Cairo, Egypt, May 19, 2005—
The International Finance Corporation, the private sector arm of the World Bank Group, today partnered with the Egyptian Business Women Association to conduct a marketing and management workshop in Cairo for 50 local women entrepreneurs. The event is the first step in a larger IFC program to strengthen women-owned businesses in Egypt and throughout the Middle East and North Africa.
Research shows that Egyptian women have far more difficulty accessing markets, finance, and key business resources then their male counterparts. Business environment constraints also affect them more severely, with gender-related barriers tending to lock their businesses into the less productive informal sector. As a result, women-owned enterprises are generally fewer, smaller, and less competitive than male-owned firms.
In response, IFC has introduced the “Women Get the Business Edge” training program in the Middle East and North Africa, which will provide modules on understanding customers and targeting key markets. These have been adapted from Business Edge, a far-reaching management training initiative for small and medium enterprises that is provided through IFC’s global network of technical assistance facilities. Over the next two years, the program intends to provide thousands of women business owners and managers and their employees with relevant and affordable business development solutions throughout the region.
The program aims to ensure that women entrepreneurs will have access to the support they need to compete in the mainstream business world.

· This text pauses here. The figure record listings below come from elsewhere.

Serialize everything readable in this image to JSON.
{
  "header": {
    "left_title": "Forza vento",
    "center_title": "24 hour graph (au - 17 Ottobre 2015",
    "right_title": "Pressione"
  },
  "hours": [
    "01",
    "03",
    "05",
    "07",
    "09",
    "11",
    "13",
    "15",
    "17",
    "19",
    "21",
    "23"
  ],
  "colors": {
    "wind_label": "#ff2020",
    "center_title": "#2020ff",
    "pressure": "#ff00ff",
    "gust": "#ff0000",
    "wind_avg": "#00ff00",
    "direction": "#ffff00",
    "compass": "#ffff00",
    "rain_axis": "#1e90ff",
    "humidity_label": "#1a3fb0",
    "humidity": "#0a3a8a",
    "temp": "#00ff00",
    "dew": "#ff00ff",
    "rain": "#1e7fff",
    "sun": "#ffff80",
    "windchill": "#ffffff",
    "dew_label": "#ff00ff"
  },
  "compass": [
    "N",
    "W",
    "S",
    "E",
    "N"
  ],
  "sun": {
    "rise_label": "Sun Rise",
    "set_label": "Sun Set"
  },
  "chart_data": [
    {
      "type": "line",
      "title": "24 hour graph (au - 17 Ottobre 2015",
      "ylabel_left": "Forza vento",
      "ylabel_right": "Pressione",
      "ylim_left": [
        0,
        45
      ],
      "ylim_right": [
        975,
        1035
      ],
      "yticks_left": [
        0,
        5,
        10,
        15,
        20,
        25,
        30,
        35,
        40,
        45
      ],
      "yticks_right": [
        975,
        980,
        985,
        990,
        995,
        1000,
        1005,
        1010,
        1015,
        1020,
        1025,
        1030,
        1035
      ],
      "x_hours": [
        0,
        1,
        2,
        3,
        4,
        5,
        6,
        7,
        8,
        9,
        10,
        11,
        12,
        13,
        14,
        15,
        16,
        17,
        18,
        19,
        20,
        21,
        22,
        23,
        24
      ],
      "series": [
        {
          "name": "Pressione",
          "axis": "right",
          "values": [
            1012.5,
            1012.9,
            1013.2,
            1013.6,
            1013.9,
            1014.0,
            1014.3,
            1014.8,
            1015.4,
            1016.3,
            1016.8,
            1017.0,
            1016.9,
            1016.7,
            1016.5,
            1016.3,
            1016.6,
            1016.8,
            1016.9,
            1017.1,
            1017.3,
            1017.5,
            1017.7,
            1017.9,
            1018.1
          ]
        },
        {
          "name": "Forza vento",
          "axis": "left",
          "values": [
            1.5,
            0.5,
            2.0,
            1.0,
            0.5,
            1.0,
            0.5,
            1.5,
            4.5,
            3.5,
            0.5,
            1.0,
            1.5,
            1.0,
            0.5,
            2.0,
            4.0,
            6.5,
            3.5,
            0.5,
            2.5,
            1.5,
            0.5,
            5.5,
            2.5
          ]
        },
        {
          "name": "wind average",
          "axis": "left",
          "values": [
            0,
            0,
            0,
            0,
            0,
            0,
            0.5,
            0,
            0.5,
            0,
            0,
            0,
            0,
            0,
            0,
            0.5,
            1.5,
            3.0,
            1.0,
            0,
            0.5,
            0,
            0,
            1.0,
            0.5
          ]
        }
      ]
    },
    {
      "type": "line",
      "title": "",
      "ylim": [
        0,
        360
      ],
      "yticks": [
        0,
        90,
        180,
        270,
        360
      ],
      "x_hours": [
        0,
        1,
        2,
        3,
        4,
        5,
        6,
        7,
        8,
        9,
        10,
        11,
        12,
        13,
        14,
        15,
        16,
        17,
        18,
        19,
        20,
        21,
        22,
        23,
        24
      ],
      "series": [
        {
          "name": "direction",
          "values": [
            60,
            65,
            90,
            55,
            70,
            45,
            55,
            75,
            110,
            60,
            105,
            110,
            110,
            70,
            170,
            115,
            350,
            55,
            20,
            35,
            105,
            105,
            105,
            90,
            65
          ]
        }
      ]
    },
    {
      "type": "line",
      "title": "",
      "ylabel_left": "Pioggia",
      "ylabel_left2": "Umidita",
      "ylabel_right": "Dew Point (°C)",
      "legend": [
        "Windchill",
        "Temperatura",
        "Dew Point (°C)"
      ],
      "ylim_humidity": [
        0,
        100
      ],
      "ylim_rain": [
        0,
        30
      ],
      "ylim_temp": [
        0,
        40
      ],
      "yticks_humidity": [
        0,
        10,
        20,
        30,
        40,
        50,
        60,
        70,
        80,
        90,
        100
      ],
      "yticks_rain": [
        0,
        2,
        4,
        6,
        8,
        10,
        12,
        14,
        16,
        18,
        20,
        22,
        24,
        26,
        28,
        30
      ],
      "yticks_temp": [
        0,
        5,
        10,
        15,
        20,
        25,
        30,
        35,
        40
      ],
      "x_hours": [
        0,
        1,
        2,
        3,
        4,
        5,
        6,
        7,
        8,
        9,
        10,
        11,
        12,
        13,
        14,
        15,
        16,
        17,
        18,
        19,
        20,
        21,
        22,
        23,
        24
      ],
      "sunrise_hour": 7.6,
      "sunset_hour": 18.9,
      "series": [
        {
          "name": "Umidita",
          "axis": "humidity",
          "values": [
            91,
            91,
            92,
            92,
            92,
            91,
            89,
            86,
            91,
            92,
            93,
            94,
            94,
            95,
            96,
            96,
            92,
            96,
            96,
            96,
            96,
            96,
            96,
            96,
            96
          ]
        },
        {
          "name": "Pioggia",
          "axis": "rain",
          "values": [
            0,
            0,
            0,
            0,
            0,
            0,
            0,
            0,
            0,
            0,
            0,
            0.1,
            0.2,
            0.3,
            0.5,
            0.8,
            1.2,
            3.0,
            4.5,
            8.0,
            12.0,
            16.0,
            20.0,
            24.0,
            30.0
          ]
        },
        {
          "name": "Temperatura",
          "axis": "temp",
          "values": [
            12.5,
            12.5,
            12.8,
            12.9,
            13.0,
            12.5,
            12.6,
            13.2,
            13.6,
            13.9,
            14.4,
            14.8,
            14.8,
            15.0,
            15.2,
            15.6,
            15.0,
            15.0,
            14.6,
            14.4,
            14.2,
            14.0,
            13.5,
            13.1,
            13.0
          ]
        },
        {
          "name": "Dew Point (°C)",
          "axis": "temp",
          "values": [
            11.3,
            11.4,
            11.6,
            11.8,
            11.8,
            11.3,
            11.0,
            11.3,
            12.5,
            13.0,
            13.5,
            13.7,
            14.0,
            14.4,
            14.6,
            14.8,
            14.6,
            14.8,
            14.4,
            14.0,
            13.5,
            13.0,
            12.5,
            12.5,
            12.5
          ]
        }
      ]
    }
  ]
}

The management training course is one of several initiatives to support the growth of women-owned and operated enterprises that IFC plans to promote in coming months under its regional Gender Entrepreneurship Markets program. It will be delivered by the Private Enterprise Partnership for Middle East and North Africa (PEP-MENA), IFC’s regional technical assistance facility, which operates with donor funding from the Islamic Development Bank, Japan, Kuwait, the Netherlands, and the United States.
“Because women suffer from a lack of access to business information, they unfortunately have not yet benefited from the assistance we have been offering to the private sector. So we feel it is important to design customized programs for them,” said Jesper Kjaer, General Manager of IFC PEP-MENA. “We cannot afford to have half the population remain in the background, given the region’s urgent challenges to increase employment and productivity.”
Naderah Chamlou, the World Bank’s gender coordinator for the region, argues that women’s economic empowerment will benefit society at large: “With unemployment on the rise, there is a need for women to work, which means casting aside the traditional image of staying at home. Today, in many countries of the Middle East, the majority of university students are women,” she added. “There is tremendous human capital potential within the female population. Women are more aware of their capabilities and of the increasing need to contribute financially to the well-being of their families.”
The mission of IFC (
www.ifc.org)
is to promote sustainable private sector investment in developing countries, helping to reduce poverty and improve people’s lives. IFC finances private sector investments in the developing world, mobilizes capital in the international financial markets, helps clients improve social and environmental sustainability, and provides technical assistance and advice to governments and businesses. From its founding in 1956 through FY04, IFC has committed more than $44 billion of its own funds and arranged $23 billion in syndications for 3,143 companies in 140 developing countries. IFC’s worldwide committed portfolio as of FY04 was $17.9 billion for its own account and $5.5 billion held for participants in loan syndications.